I started by establishing a set of colour scales. Many more basic colour systems just stop here and use these directly, but for this system, these were just an initial foundation to build on-top of.

Diagram showing foundational color scales arranged by hue and numeric steps, including greys, purple, blue, green, amber, red, mint, orange, magenta, white, and black.

I wanted to build accessibility right into the base layer of the system. I was heavily inspired by WSWDS' approach to this where each colour gets number grade which puts it in a certain range of relative luminance.

If all colours follow this system, you can do simple math on any two colours to determine if it passes WCAG 1.4.3 AA or not.

Diagram showing color pairs with numeric luminance differences, indicating which combinations pass or fail WCAG contrast thresholds for text and graphics.

These scales were then used to produce semantic colour names for specific purposes. This enabled us to get granular control over them for things like marketing, school colours, dark mode, etc.

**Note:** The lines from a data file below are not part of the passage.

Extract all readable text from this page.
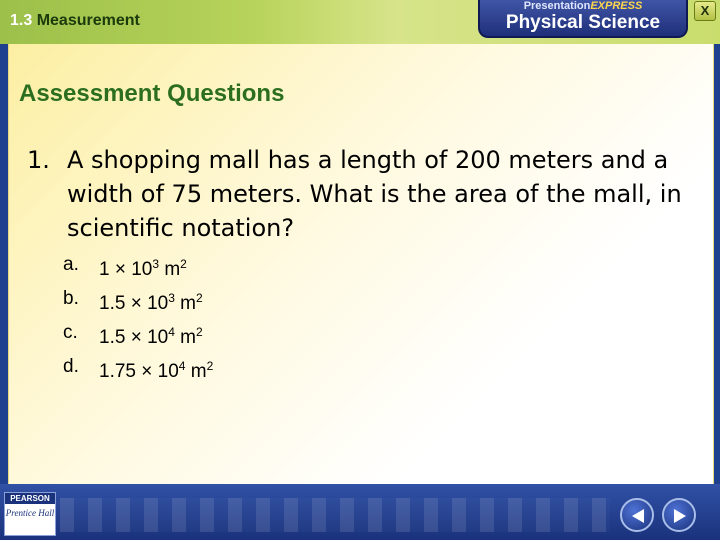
1.3 Measurement
PresentationEXPRESS
Physical Science
X
Assessment Questions
1. A shopping mall has a length of 200 meters and a width of 75 meters. What is the area of the mall, in scientific notation?
a.	$1 \times 10^3$ $m^2$
b.	$1.5 \times 10^3$ $m^2$
c.	$1.5 \times 10^4$ $m^2$
d.	$1.75 \times 10^4$ $m^2$
PEARSON
Prentice Hall
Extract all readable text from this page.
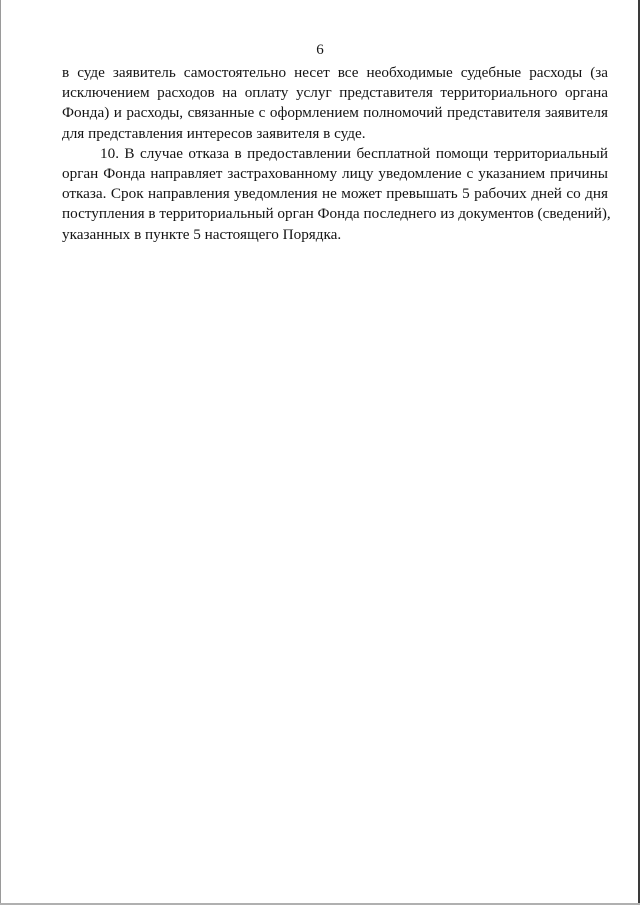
6
в суде заявитель самостоятельно несет все необходимые судебные расходы (за
исключением расходов на оплату услуг представителя территориального органа
Фонда) и расходы, связанные с оформлением полномочий представителя заявителя
для представления интересов заявителя в суде.
10. В случае отказа в предоставлении бесплатной помощи территориальный
орган Фонда направляет застрахованному лицу уведомление с указанием причины
отказа. Срок направления уведомления не может превышать 5 рабочих дней со дня
поступления в территориальный орган Фонда последнего из документов (сведений),
указанных в пункте 5 настоящего Порядка.
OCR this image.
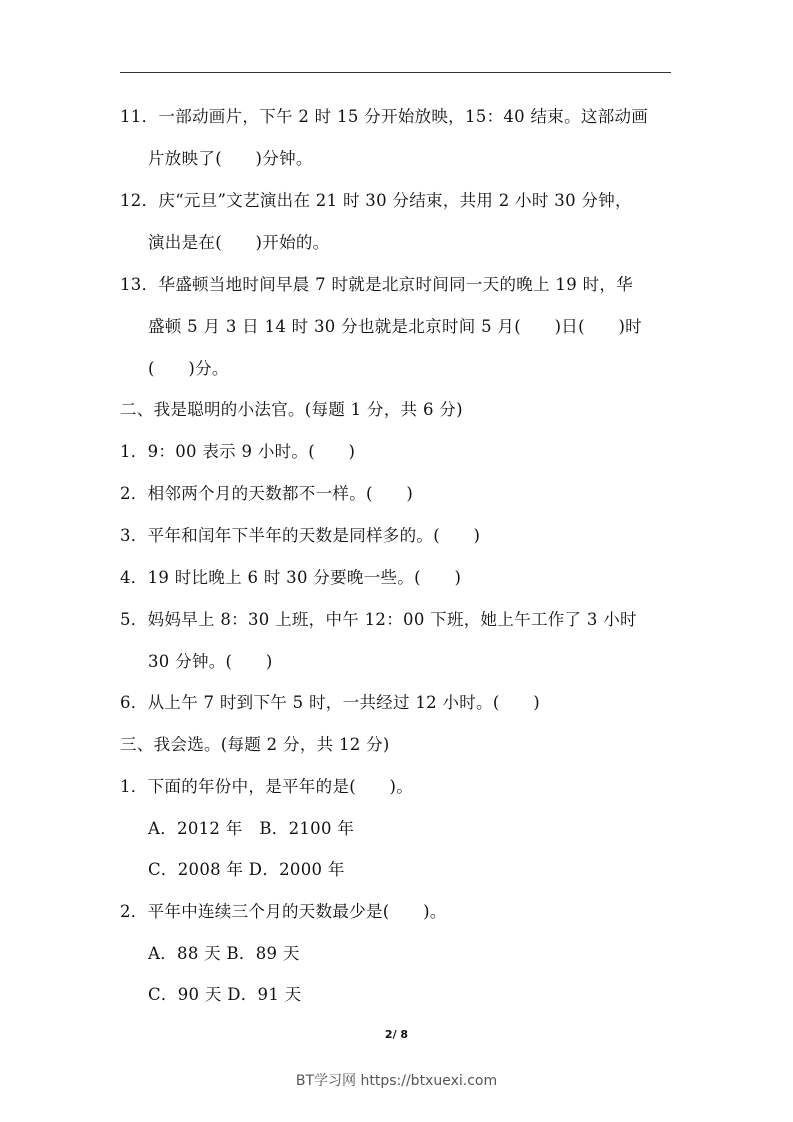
11．一部动画片，下午 2 时 15 分开始放映，15：40 结束。这部动画
片放映了(　　)分钟。
12．庆“元旦”文艺演出在 21 时 30 分结束，共用 2 小时 30 分钟，
演出是在(　　)开始的。
13．华盛顿当地时间早晨 7 时就是北京时间同一天的晚上 19 时，华
盛顿 5 月 3 日 14 时 30 分也就是北京时间 5 月(　　)日(　　)时
(　　)分。
二、我是聪明的小法官。(每题 1 分，共 6 分)
1．9：00 表示 9 小时。(　　)
2．相邻两个月的天数都不一样。(　　)
3．平年和闰年下半年的天数是同样多的。(　　)
4．19 时比晚上 6 时 30 分要晚一些。(　　)
5．妈妈早上 8：30 上班，中午 12：00 下班，她上午工作了 3 小时
30 分钟。(　　)
6．从上午 7 时到下午 5 时，一共经过 12 小时。(　　)
三、我会选。(每题 2 分，共 12 分)
1．下面的年份中，是平年的是(　　)。
A．2012 年　B．2100 年
C．2008 年 D．2000 年
2．平年中连续三个月的天数最少是(　　)。
A．88 天 B．89 天
C．90 天 D．91 天
2/ 8
BT学习网 https://btxuexi.com
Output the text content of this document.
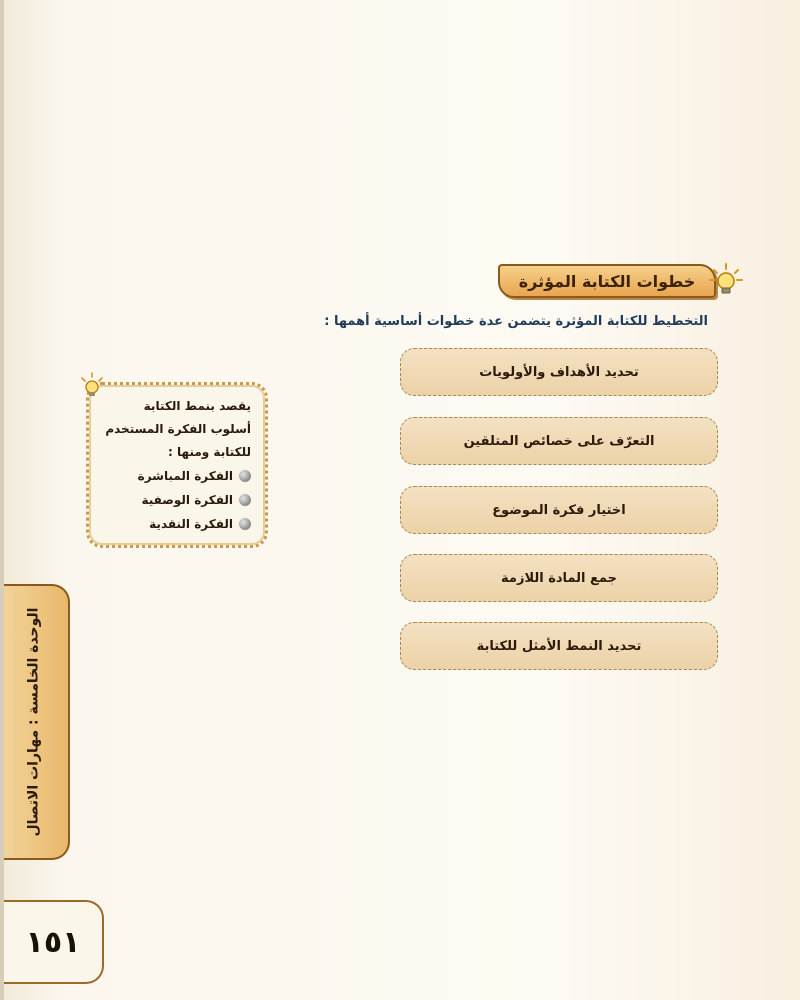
خطوات الكتابة المؤثرة
التخطيط للكتابة المؤثرة يتضمن عدة خطوات أساسية أهمها :
تحديد الأهداف والأولويات
التعرّف على خصائص المتلقين
اختيار فكرة الموضوع
جمع المادة اللازمة
تحديد النمط الأمثل للكتابة
يقصد بنمط الكتابة
أسلوب الفكرة المستخدم
للكتابة ومنها :
الفكرة المباشرة
الفكرة الوصفية
الفكرة النقدية
الوحدة الخامسة : مهارات الاتصال
١٥١
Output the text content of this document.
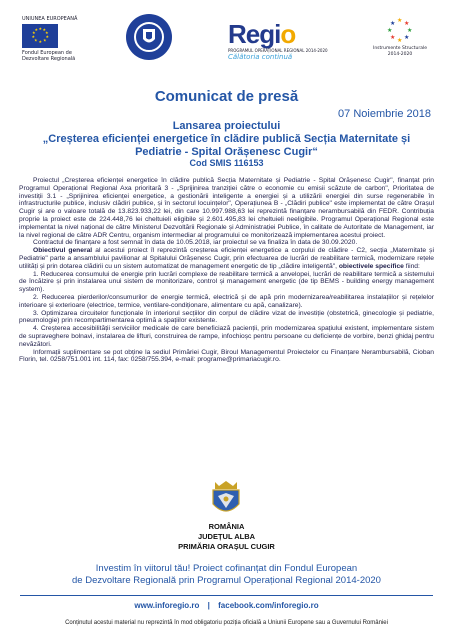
UNIUNEA EUROPEANĂ
★ ★
★
★
★
★
★
★
★
★
Fondul European de Dezvoltare Regională
Regio
PROGRAMUL OPERAȚIONAL REGIONAL 2014-2020
Călătoria continuă
★ ★
★
★
★
★
★
★
Instrumente Structurale 2014-2020
Comunicat de presă
07 Noiembrie 2018
Lansarea proiectului
„Creșterea eficienței energetice în clădire publică Secția Maternitate și Pediatrie - Spital Orășenesc Cugir“
Cod SMIS 116153

Proiectul „Creșterea eficienței energetice în clădire publică Secția Maternitate și Pediatrie - Spital Orășenesc Cugir", finanțat prin Programul Operațional Regional Axa prioritară 3 - „Sprijinirea tranziției către o economie cu emisii scăzute de carbon", Prioritatea de investiții 3.1 - „Sprijinirea eficienței energetice, a gestionării inteligente a energiei și a utilizării energiei din surse regenerabile în infrastructurile publice, inclusiv clădiri publice, și în sectorul locuințelor", Operațiunea B - „Clădiri publice" este implementat de către Orașul Cugir și are o valoare totală de 13.823.933,22 lei, din care 10.997.988,63 lei reprezintă finanțare nerambursabilă din FEDR. Contribuția proprie la proiect este de 224.448,76 lei cheltuieli eligibile și 2.601.495,83 lei cheltuieli neeligibile. Programul Operațional Regional este implementat la nivel național de către Ministerul Dezvoltării Regionale și Administrației Publice, în calitate de Autoritate de Management, iar la nivel regional de către ADR Centru, organism intermediar al programului ce monitorizează implementarea acestui proiect.

Contractul de finanțare a fost semnat în data de 10.05.2018, iar proiectul se va finaliza în data de 30.09.2020.

Obiectivul general al acestui proiect îl reprezintă creșterea eficienței energetice a corpului de clădire - C2, secția „Maternitate și Pediatrie" parte a ansamblului pavilionar al Spitalului Orășenesc Cugir, prin efectuarea de lucrări de reabilitare termică, modernizare rețele utilități și prin dotarea clădirii cu un sistem automatizat de management energetic de tip „clădire inteligentă", obiectivele specifice fiind:

1. Reducerea consumului de energie prin lucrări complexe de reabilitare termică a anvelopei, lucrări de reabilitare termică a sistemului de încălzire și prin instalarea unui sistem de monitorizare, control și management energetic (de tip BEMS - building energy management system).

2. Reducerea pierderilor/consumurilor de energie termică, electrică și de apă prin modernizarea/reabilitarea instalațiilor și rețelelor interioare și exterioare (electrice, termice, ventilare-condiționare, alimentare cu apă, canalizare).

3. Optimizarea circuitelor funcționale în interiorul secțiilor din corpul de clădire vizat de investiție (obstetrică, ginecologie și pediatrie, pneumologie) prin recompartimentarea optimă a spațiilor existente.

4. Creșterea accesibilității serviciilor medicale de care beneficiază pacienții, prin modernizarea spațiului existent, implementare sistem de supraveghere bolnavi, instalarea de lifturi, construirea de rampe, infochioșc pentru persoane cu deficiențe de vorbire, benzi ghidaj pentru nevăzători.

Informații suplimentare se pot obține la sediul Primăriei Cugir, Biroul Managementul Proiectelor cu Finanțare Nerambursabilă, Cioban Florin, tel. 0258/751.001 int. 114, fax: 0258/755.394, e-mail: programe@primariacugir.ro.

ROMÂNIA
JUDEȚUL ALBA
PRIMĂRIA ORAȘUL CUGIR
Investim în viitorul tău! Proiect cofinanțat din Fondul European
de Dezvoltare Regională prin Programul Operațional Regional 2014-2020
www.inforegio.ro | facebook.com/inforegio.ro
Conținutul acestui material nu reprezintă în mod obligatoriu poziția oficială a Uniunii Europene sau a Guvernului României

Diagram showing a semantic color token mapping Background Button Primary Default to different theme colors, such as Blue.60 or Purple.70, enabling flexible theming.

All the colours followed a consistent semantic naming convention that was heavily inspired by a mix of the base approach style dictionary uses and Shopify Polaris' approach.

The core idea is all tokens should indicate semantically what they do in an interface for each application.

Design system reference showing semantic color tokens organized by use case for text, background, icon, and border, each labeled with purpose and accessibility guidance.

We had a second class of "interactive" tokens which were used for more granular purposes like buttons, forms, links, etc.

Design system chart listing interactive color tokens for buttons, links, forms, inputs, radios, and checkboxes, organized by state such as default, hover, focus, disabled, positive, and negative.

The final system enabled our team to quickly, accessibly, and semantically apply these tokens to any interface they are working on. Over 1-2 years we refined the exact token stack based on feedback from real-world usage.

Annotated quiz interface showing semantic color tokens applied across text, icons, borders, backgrounds, and buttons, demonstrating accessible and consistent usage in a real product UI.

The system was built to be functional both for designers and engineers. The Figma Variables implementation kept things short and to the point to meet designer's expectations.

For engineers, we utilized Figma's Code Connect feature to provide quick code snippets that matched how you would access these tokens in React.

Side-by-side screenshots showing a UI component using color and typography tokens, with Figma variables for designers on top and matching React code snippets via Code Connect for engineers below.

The final system remains the baseline of Top Hat's visual design today. One of the coolest features is how easily themable it is using CSS variables. This allowed us to very quickly migrate TH's legacy Blue design to a more modern Purple design that matched our brand colours.